As profissões de minha
mãe
Minha mãe foi, com certeza, a mulher que mais profissões exerceu
em toda sua longa vida, sem ter sequer concluído o curso
fundamental.
Tudo que ela aprendeu foi nas primeiras quatro séries que cursou,
quando criança. Contudo, era de uma sabedoria sem
par.
Descobri que minha mãe era uma decoradora de grandes qualidades,
à medida que eu crescia e observava que ela sempre tinha um local no melhor
móvel da casa, para as pequenas coisas que fazíamos na escola, meu irmão e
eu.
Em nossa casa, nunca faltou espaço para colocar os quadrinhos, os
desenhos, os nossos ensaios de escultura em barro
tosco.
Tudo, tudo ganhava um espaço privilegiado. E tudo ficava lindo,
no lugar que ela colocava.
Descobri que minha mãe era uma diplomata, formada na melhor
escola do mundo (nosso lar), todas as vezes que ela resolvia os pequenos
conflitos entre meu irmão e eu.
Fosse a disputa pela bicicleta, pela bola, pelo último bocado de
torta, de forma elegantemente diplomática ela conseguia resolver.
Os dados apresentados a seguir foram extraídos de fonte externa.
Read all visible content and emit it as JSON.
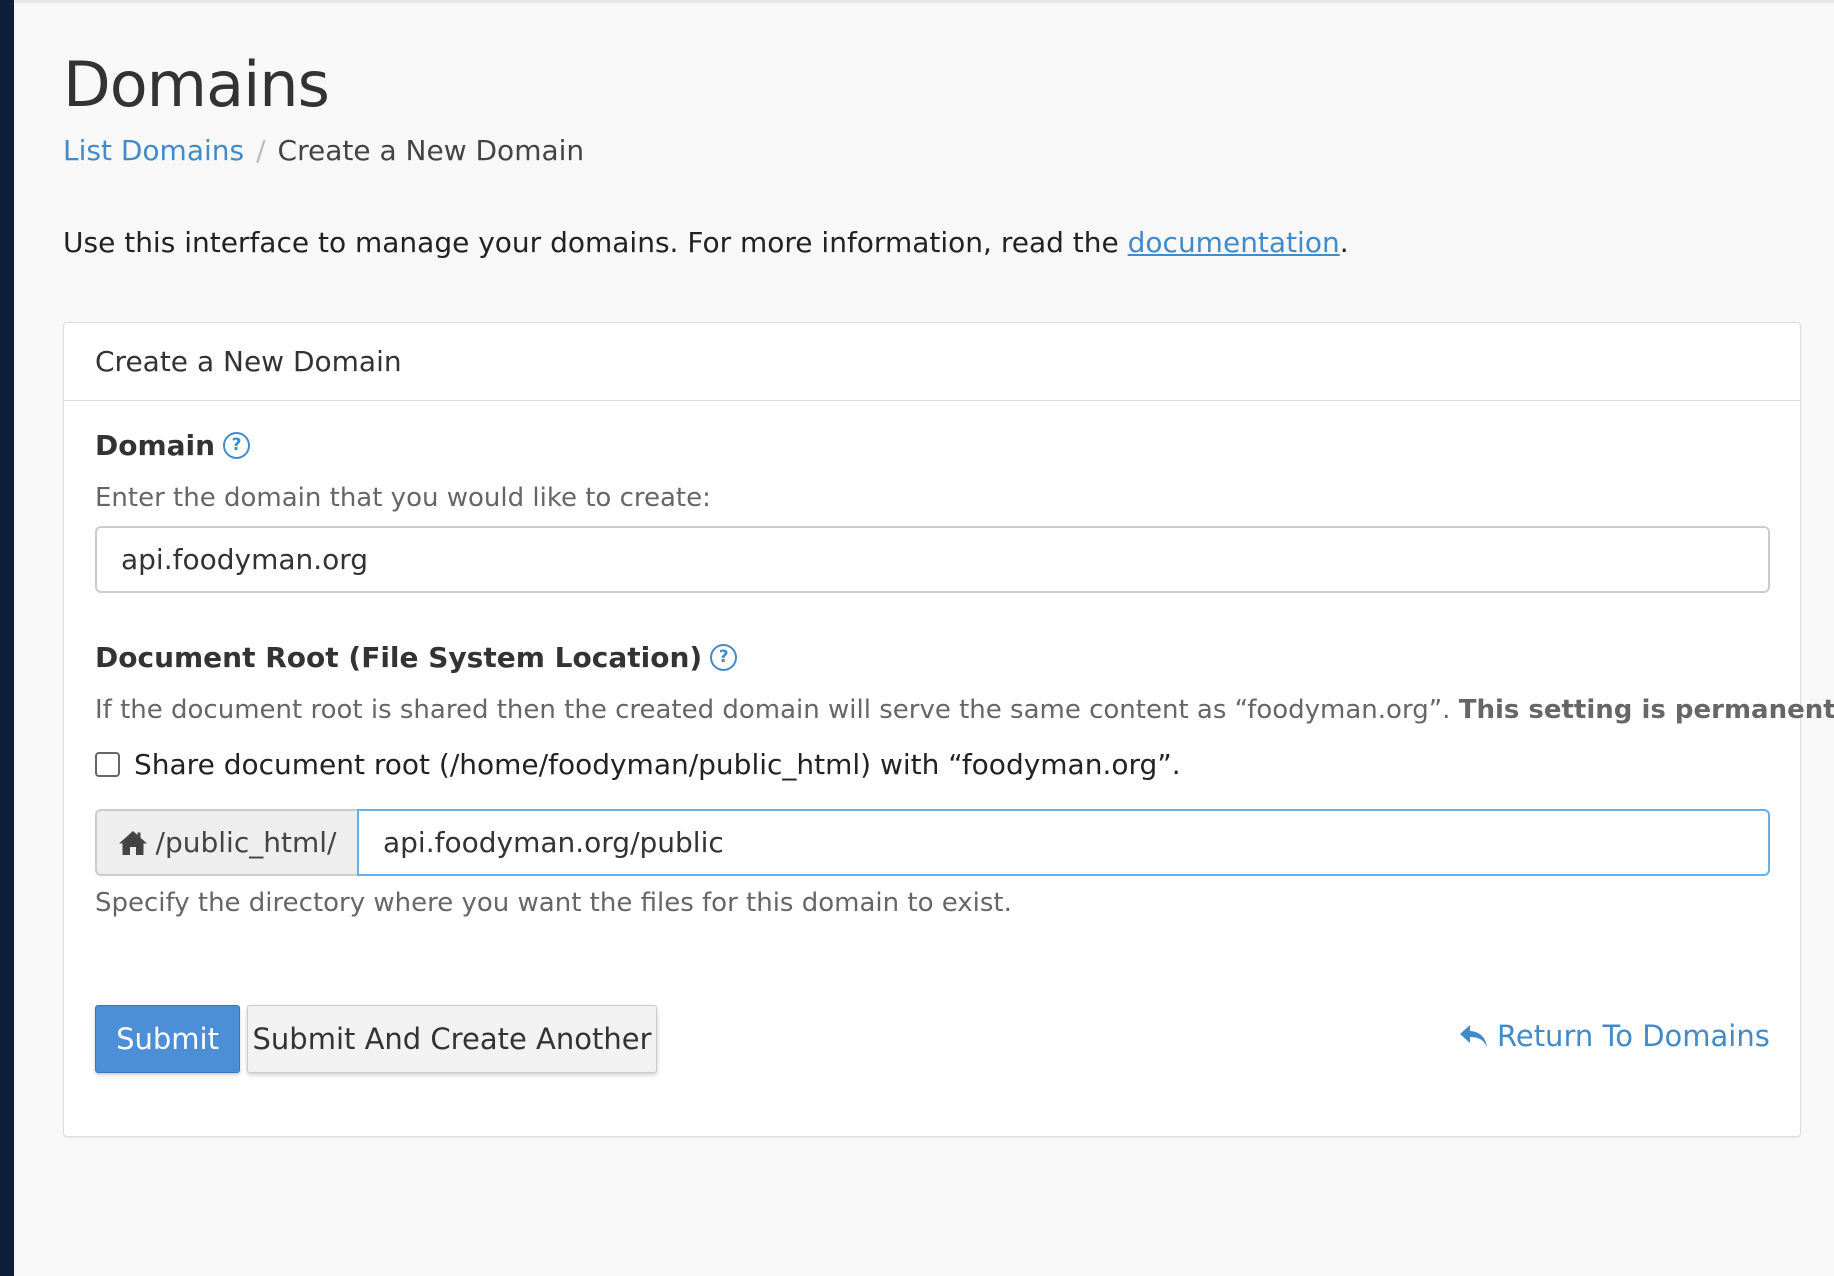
{
  "page": {
    "title": "Domains",
    "breadcrumb": {
      "link": "List Domains",
      "separator": "/",
      "current": "Create a New Domain"
    },
    "intro": {
      "text": "Use this interface to manage your domains. For more information, read the ",
      "link": "documentation",
      "suffix": "."
    }
  },
  "panel": {
    "heading": "Create a New Domain",
    "domain": {
      "label": "Domain",
      "help_icon": "?",
      "description": "Enter the domain that you would like to create:",
      "value": "api.foodyman.org"
    },
    "docroot": {
      "label": "Document Root (File System Location)",
      "help_icon": "?",
      "description": "If the document root is shared then the created domain will serve the same content as “foodyman.org”. ",
      "description_bold": "This setting is permanent.",
      "share_checkbox_label": "Share document root (/home/foodyman/public_html) with “foodyman.org”.",
      "share_checked": false,
      "prefix": "/public_html/",
      "value": "api.foodyman.org/public",
      "hint": "Specify the directory where you want the files for this domain to exist."
    },
    "actions": {
      "submit": "Submit",
      "submit_another": "Submit And Create Another",
      "return": "Return To Domains"
    }
  },
  "colors": {
    "link": "#428bca",
    "primary_button": "#4d8fd6",
    "sidebar": "#0f1f3a"
  },
  "icons": {
    "help": "question-circle-icon",
    "home": "home-icon",
    "return": "reply-arrow-icon"
  }
}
E a solução,
embora pudesse não agradar os dois, era sempre a mais viável, correta, honesta e
ponderada.
Descobri que minha mãe era uma escritora de raro dom, quando eu
precisava colocar no papel as ideias desencontradas de minha cabecinha
infantil.
Ela me fazia dizer em voz alta as minhas ideias e depois ia me
auxiliando a juntar as sílabas, compor as palavras, as frases, para que a
redação saísse a contento.
Descobri que minha mãe era enfermeira, com menção honrosa, toda
vez que meu irmão e eu nos machucávamos.
Ela lavava os joelhos ralados, as feridas abertas no roçar do
arame farpado, no cair do muro, no estatelar-se no
asfalto.
Depois, passava o produto antisséptico e sabia exatamente quando
devia usar somente um pequeno band-aid, o curativo ou a faixa de gaze, o
esparadrapo.
Descobri que minha mãe cursara a mais famosa Faculdade de
Psicologia, quando ela conseguia, apenas com um olhar, descobrir a arte que
tínhamos acabado de aprontar, o vaso que tínhamos
quebrado.
E, depois, na adolescência, o namoro desatado, a frustração de um
passeio que não deu certo, um desentendimento na
escola.
Era uma analista perfeita. Sabia sentar-se e ouvir, ouvir e
ouvir. Depois, buscava nos conduzir para um estado de espírito melhor, propondo
algo que nos recompusesse o íntimo e refizesse o
ânimo.
Era também pós-graduada em Teologia. Sua ciência a respeito de
Deus transcendia o conteúdo de alguns livros existentes no
mundo.
O seu era o ensino que nos mostrava a gota a cair da folha verde
na manhã orvalhada e reconhecer no cristal puro, a presença de
Deus.
Que nos apontava a fúria do temporal e dizia: Deus vela. Não
se preocupem.
Que nos alertava a não arrancar as flores das campinas porque
estávamos pisando no jardim de Deus. Um jardim que Ele nos cedera para nosso
lazer, e que devíamos preservar.
Ah, sim. Ela era uma ecologista nata. E plantava flores e
vegetais com o mesmo amor. Quando colhia as verduras para as nossas refeições,
dizia: Não vamos recolher tudo. Deixemos um pouco para os passarinhos. Eles
alegram o nosso dia e merecem o seu
salário.
Também deixava uns morangos vermelhinhos bem à mostra no canteiro
exuberante, para que eles pudessem
saboreá-los.
Era sua forma de manifestar sua gratidão a Deus pelos Seus
cuidados: alimentando as Suas criaturinhas.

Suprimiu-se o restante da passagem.